Letting FP signify the number of false positives, i.e., those strings which the HMM (or FCA) marked as personal names but which experts did not, precision is defined as

$$\begin{aligned} precision = \frac{TP}{TP + FP} \end{aligned}$$
(4)

The harmonic mean of precision and recall is called the F1 measure, defined as:

$$\begin{aligned} F1 = \frac{2}{1 / precision + 1 / recall} \end{aligned}$$
(5)

A sample of 82 documents were selected randomly to test the performance of our HMM. These documents had total of 520 name instances. In addition, there were many instances of handwritten names. Since these documents were OCR’ed, handwritten instances are ignored. There were 471 true positives, 49 false negatives, and 38 false positives. This yields a precision of 0.925, a recall of 0.902, and an F1 value of 0.919. The single greatest cause of false negatives were names with only one word.

As mentioned before, FCA help us design the topology of HMM. This design process distinguishes our HMM 3 from BBN’s name tagger 2.

8 Conclusion and future work

This paper is a summary of our work on the role of FCA in recognition of personal names. We also gave a summary of our approach for name extraction with HMM. The implementation of our approach uses a version of HMM to identify names in a collection of DOE documents.
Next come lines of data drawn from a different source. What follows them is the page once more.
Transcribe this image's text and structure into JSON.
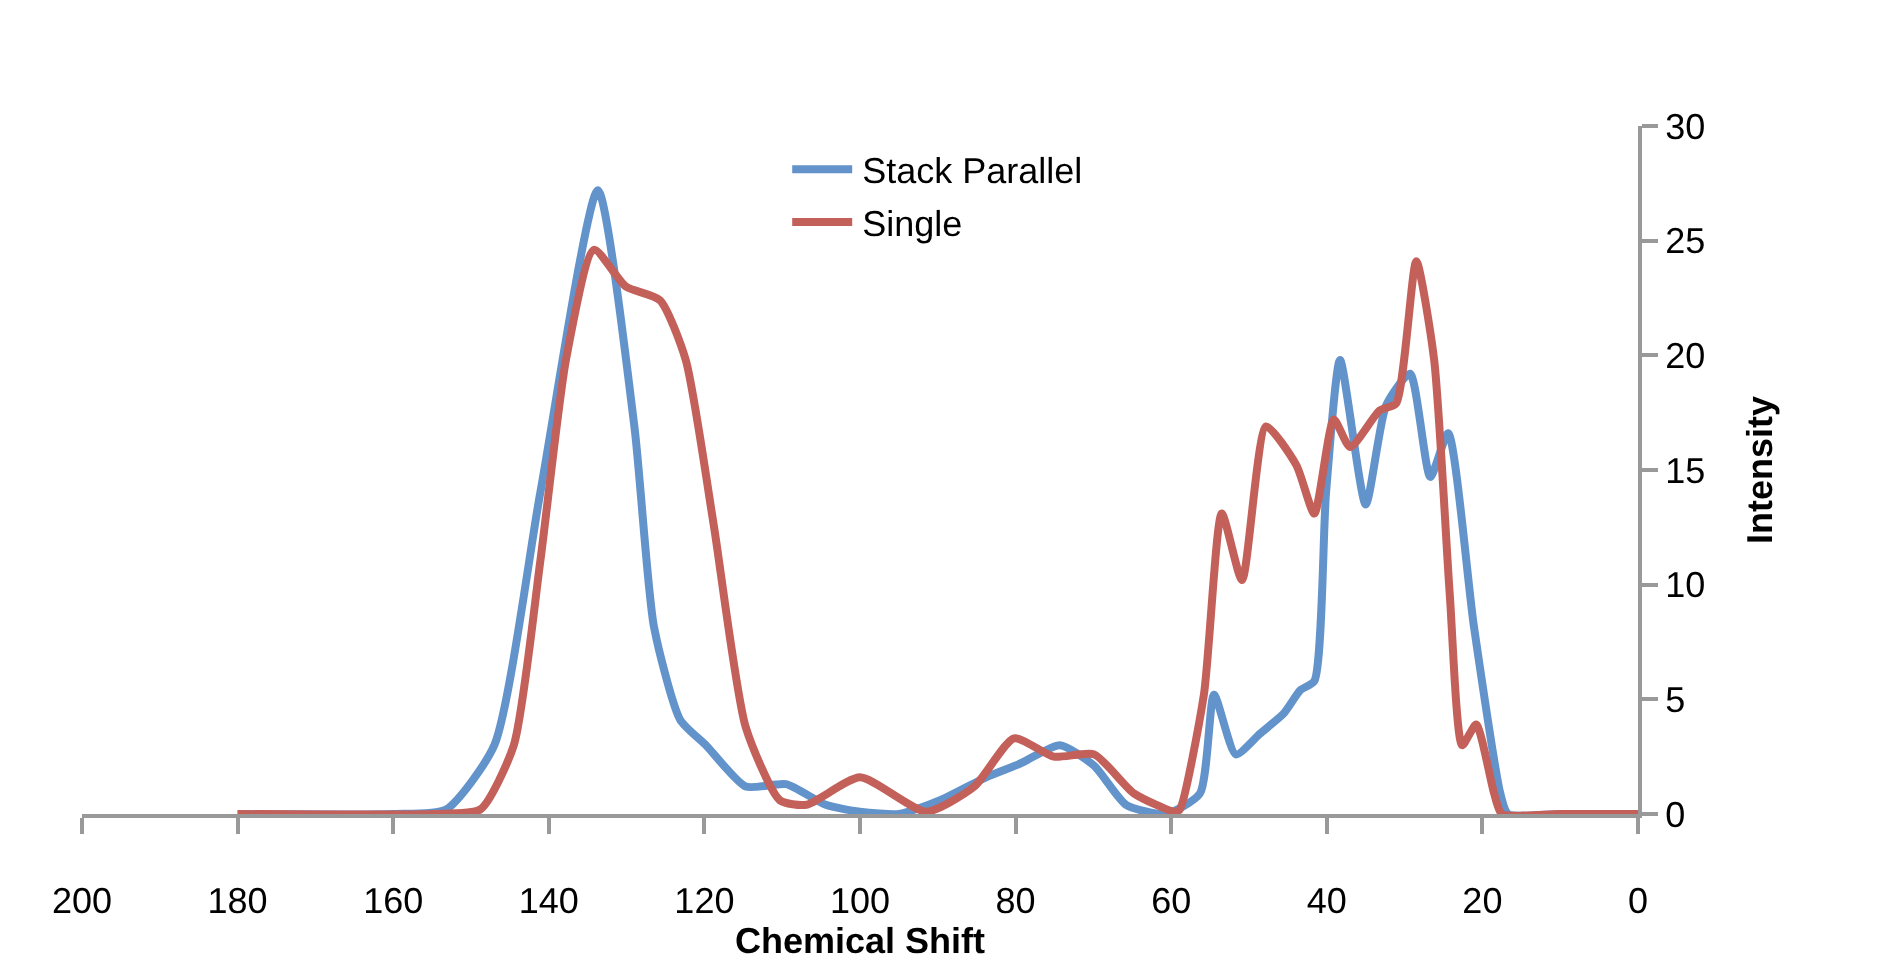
{
  "chart_data": {
    "type": "line",
    "xlabel": "Chemical Shift",
    "ylabel": "Intensity",
    "xlim": [
      200,
      0
    ],
    "xticks": [
      200,
      180,
      160,
      140,
      120,
      100,
      80,
      60,
      40,
      20,
      0
    ],
    "ylim": [
      0,
      30
    ],
    "yticks": [
      0,
      5,
      10,
      15,
      20,
      25,
      30
    ],
    "grid": false,
    "legend": "top",
    "marker": "none",
    "line_style": "solid",
    "series": [
      {
        "name": "Stack Parallel",
        "color": "#6393cb",
        "x": [
          180,
          160,
          153.2,
          147,
          141.1,
          133.7,
          129,
          126.5,
          123.1,
          119.8,
          114.7,
          109.5,
          104.4,
          100,
          95,
          89.7,
          83.8,
          79.4,
          74.3,
          69.9,
          65.8,
          60.7,
          56.3,
          54.5,
          51.7,
          48.6,
          45.5,
          43.4,
          41.6,
          40.1,
          38.3,
          35,
          32.4,
          29.3,
          26.7,
          24.4,
          21.1,
          17.7,
          16.7,
          10,
          0
        ],
        "values": [
          0,
          0,
          0.2,
          3,
          14,
          27.2,
          16.9,
          8.2,
          4.1,
          3,
          1.2,
          1.3,
          0.4,
          0.1,
          0,
          0.6,
          1.6,
          2.2,
          3,
          2.1,
          0.4,
          0,
          0.9,
          5.2,
          2.6,
          3.5,
          4.4,
          5.4,
          5.8,
          14,
          19.8,
          13.5,
          17.8,
          19.2,
          14.7,
          16.6,
          8.2,
          0.9,
          0,
          0,
          0
        ]
      },
      {
        "name": "Single",
        "color": "#c4605a",
        "x": [
          180,
          155,
          148.8,
          144.5,
          141.1,
          137.8,
          134.2,
          130.1,
          125.7,
          122.4,
          118.8,
          114.7,
          110.3,
          106.9,
          100,
          91.5,
          85.3,
          80.2,
          75.1,
          69.9,
          64.8,
          59.6,
          58.9,
          55.8,
          53.5,
          50.9,
          47.8,
          43.9,
          41.6,
          39.1,
          37,
          33.2,
          31.1,
          28.5,
          26.2,
          24.2,
          22.6,
          20.8,
          18.5,
          17.5,
          10,
          0
        ],
        "values": [
          0,
          0,
          0.2,
          3,
          11,
          19.8,
          24.6,
          23,
          22.4,
          19.8,
          12.6,
          3.8,
          0.6,
          0.4,
          1.6,
          0.1,
          1.2,
          3.3,
          2.5,
          2.6,
          0.9,
          0.1,
          0.2,
          5.2,
          13.1,
          10.2,
          16.9,
          15.2,
          13.1,
          17.2,
          16,
          17.6,
          17.9,
          24.1,
          19.8,
          9.6,
          3,
          3.9,
          0.9,
          0,
          0,
          0
        ]
      }
    ]
  }
}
Our intention in writing this paper is to motivate the use of FCA for extraction of structured information from textual documents.

It is anticipated to extend this work on other entities for FCA. For example, we want to identify all the entities such as place, organization, date, and money as was proposed in MUC.

A more elaborate FCA can be used to identify entities such as date of birth, and home address [21]. This consequently can lead to the establishment of the association between individuals and their birth dates or addresses. It is anticipated to further report on the use of these types of FCA in our future work on privacy act classification.

Finally, one of the reviewers suggested a fuzzy FCA, in which attributes and objects have degrees of membership in concepts. We have observed that this idea can improve our work on the use of FCA for stemming [6]. We hope to report on this in the near future.